Meski demikian, kebijakan ini tidak diberlakukan untuk seluruh sektor. Perangkat daerah yang memberikan pelayanan publik dasar tetap diwajibkan bekerja dari kantor.

“Kecuali perangkat daerah yang melayani publik secara langsung, seperti rumah sakit dan sekolah,” jelasnya.

Sebelumnya, Pemprov Jabar telah melakukan uji coba dua skema kerja fleksibel pada akhir 2025. Pada November, kebijakan KDH diterapkan penuh setiap Kamis. Sementara pada Desember, digunakan skema kombinasi dengan 50 persen pegawai bekerja di kantor dan 50 persen bekerja dari rumah.

Hasil evaluasi menunjukkan bahwa satu hari penuh kerja dari rumah jauh lebih efektif dalam menekan biaya operasional dibandingkan skema kombinasi. Gedung perkantoran yang dikosongkan sepenuhnya dinilai memberikan dampak efisiensi paling besar.

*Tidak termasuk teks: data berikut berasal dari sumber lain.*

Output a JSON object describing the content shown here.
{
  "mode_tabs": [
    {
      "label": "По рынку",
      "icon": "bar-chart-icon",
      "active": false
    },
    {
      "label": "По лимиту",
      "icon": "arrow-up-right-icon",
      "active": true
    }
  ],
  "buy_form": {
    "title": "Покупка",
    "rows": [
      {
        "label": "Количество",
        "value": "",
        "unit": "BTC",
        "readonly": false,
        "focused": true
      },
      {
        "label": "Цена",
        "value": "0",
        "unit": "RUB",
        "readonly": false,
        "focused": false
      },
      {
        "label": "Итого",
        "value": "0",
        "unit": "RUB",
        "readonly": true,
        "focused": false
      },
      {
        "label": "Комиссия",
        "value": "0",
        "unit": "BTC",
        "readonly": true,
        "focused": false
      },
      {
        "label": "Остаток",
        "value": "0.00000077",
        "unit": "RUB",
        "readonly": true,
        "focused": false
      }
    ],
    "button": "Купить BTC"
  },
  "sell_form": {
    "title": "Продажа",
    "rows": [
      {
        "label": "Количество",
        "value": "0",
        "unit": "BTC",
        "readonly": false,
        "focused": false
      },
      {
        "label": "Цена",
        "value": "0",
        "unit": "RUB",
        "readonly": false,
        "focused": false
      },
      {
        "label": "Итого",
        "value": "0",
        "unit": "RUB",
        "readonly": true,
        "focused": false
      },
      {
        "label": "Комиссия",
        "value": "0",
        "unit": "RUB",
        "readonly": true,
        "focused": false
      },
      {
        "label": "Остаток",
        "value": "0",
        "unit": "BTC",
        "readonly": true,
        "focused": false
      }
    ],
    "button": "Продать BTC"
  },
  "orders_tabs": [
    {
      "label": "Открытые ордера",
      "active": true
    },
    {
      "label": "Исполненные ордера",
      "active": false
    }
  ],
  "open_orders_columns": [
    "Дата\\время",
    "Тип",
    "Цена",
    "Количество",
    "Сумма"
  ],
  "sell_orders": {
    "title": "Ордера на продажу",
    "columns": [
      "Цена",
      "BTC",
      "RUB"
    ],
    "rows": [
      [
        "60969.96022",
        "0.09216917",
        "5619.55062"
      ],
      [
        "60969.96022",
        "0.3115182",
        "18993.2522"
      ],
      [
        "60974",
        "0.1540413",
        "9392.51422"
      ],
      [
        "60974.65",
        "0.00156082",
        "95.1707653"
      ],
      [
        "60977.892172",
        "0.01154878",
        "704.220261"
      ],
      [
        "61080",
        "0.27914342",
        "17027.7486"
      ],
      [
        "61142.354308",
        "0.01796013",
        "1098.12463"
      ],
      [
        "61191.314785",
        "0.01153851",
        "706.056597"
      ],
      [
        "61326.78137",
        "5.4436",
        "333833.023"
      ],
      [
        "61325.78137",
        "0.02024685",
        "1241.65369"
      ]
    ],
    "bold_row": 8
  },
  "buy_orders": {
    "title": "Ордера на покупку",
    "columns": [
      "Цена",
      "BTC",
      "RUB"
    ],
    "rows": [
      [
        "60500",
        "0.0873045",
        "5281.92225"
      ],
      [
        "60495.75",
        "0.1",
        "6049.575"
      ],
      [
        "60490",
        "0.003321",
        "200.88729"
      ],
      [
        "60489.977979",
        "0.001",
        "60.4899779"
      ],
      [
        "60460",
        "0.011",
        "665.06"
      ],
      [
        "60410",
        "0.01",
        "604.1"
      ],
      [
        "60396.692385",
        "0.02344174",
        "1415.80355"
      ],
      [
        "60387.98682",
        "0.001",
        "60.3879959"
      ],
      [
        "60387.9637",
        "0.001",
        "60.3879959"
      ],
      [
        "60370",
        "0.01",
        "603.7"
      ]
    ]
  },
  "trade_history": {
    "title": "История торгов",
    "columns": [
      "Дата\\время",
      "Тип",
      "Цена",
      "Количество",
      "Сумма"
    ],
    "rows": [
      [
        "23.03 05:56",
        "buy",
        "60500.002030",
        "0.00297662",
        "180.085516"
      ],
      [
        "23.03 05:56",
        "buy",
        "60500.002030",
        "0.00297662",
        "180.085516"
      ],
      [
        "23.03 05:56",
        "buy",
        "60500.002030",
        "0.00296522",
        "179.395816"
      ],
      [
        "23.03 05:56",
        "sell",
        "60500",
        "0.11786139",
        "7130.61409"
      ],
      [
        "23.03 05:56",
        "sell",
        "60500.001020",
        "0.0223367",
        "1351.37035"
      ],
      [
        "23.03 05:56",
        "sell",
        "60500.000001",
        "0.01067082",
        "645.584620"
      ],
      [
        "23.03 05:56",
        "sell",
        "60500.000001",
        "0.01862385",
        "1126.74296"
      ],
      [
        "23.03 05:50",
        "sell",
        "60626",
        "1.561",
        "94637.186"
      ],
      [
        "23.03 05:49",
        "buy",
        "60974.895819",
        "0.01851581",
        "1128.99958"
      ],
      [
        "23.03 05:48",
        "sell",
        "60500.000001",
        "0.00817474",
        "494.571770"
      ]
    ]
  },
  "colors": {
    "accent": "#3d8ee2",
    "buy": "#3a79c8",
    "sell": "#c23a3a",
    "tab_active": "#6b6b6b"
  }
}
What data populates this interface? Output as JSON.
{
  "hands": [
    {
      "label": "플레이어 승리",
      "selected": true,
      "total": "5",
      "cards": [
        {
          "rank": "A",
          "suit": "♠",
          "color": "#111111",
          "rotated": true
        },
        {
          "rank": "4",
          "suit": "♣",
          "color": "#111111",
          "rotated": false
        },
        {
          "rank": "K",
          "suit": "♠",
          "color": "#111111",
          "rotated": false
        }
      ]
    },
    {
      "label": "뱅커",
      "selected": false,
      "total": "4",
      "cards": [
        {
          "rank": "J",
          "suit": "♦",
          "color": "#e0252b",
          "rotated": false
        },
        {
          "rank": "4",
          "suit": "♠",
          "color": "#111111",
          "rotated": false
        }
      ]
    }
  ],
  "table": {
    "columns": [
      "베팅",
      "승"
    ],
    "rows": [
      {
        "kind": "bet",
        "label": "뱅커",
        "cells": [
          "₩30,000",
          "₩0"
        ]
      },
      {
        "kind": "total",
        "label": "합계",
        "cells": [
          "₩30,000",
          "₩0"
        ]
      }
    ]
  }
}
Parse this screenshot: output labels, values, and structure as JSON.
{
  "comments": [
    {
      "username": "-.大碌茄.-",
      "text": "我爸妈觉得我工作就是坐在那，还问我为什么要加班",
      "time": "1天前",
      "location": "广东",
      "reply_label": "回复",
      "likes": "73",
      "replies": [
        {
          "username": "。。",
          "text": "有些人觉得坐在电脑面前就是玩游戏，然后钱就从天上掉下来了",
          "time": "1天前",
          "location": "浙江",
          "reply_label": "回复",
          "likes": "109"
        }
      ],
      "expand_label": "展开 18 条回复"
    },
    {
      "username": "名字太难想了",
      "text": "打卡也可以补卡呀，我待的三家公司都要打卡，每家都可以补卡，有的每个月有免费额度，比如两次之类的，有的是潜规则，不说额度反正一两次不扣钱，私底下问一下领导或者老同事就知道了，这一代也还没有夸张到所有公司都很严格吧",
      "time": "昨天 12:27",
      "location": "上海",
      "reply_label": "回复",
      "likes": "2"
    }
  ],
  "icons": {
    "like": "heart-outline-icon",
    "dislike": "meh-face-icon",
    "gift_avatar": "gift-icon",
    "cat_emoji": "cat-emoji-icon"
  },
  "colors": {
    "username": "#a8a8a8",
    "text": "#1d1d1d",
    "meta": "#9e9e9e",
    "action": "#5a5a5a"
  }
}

Meski fokus pada penghematan anggaran, Pemprov Jabar menegaskan bahwa pengawasan kinerja ASN tetap dilakukan secara ketat. Setiap organisasi perangkat daerah diwajibkan melakukan pengukuran kinerja, pengawasan, hingga pelaporan capaian kerja.

“Mulai dari target kerja, pengawasan, sampai laporan tetap berjalan. Jangan sampai kebijakan ini membuat kinerja ASN justru tidak efektif,” tegas Dedi.

Kebijakan kerja dari rumah ini bersifat dinamis dan dapat disesuaikan jika ada kondisi khusus atau kebijakan baru dari pemerintah pusat. Namun, terhitung Januari 2026, aturan tersebut telah berkekuatan hukum tetap melalui keputusan gubernur terkait penyesuaian mekanisme kerja ASN di lingkungan Pemprov Jawa Barat.

Hal senada disampaikan Kepala Bidang Penilaian Kinerja Aparatur dan Penghargaan BKD Jabar, Nenden Tatin Maryati. Ia menyebut efisiensi anggaran paling terasa ketika kantor benar-benar dikosongkan selama satu hari penuh.

“Dampak efisiensinya jauh lebih signifikan karena penggunaan listrik dan sumber daya lainnya sangat minim saat pegawai bekerja dari rumah sepenuhnya,” ujar Nenden.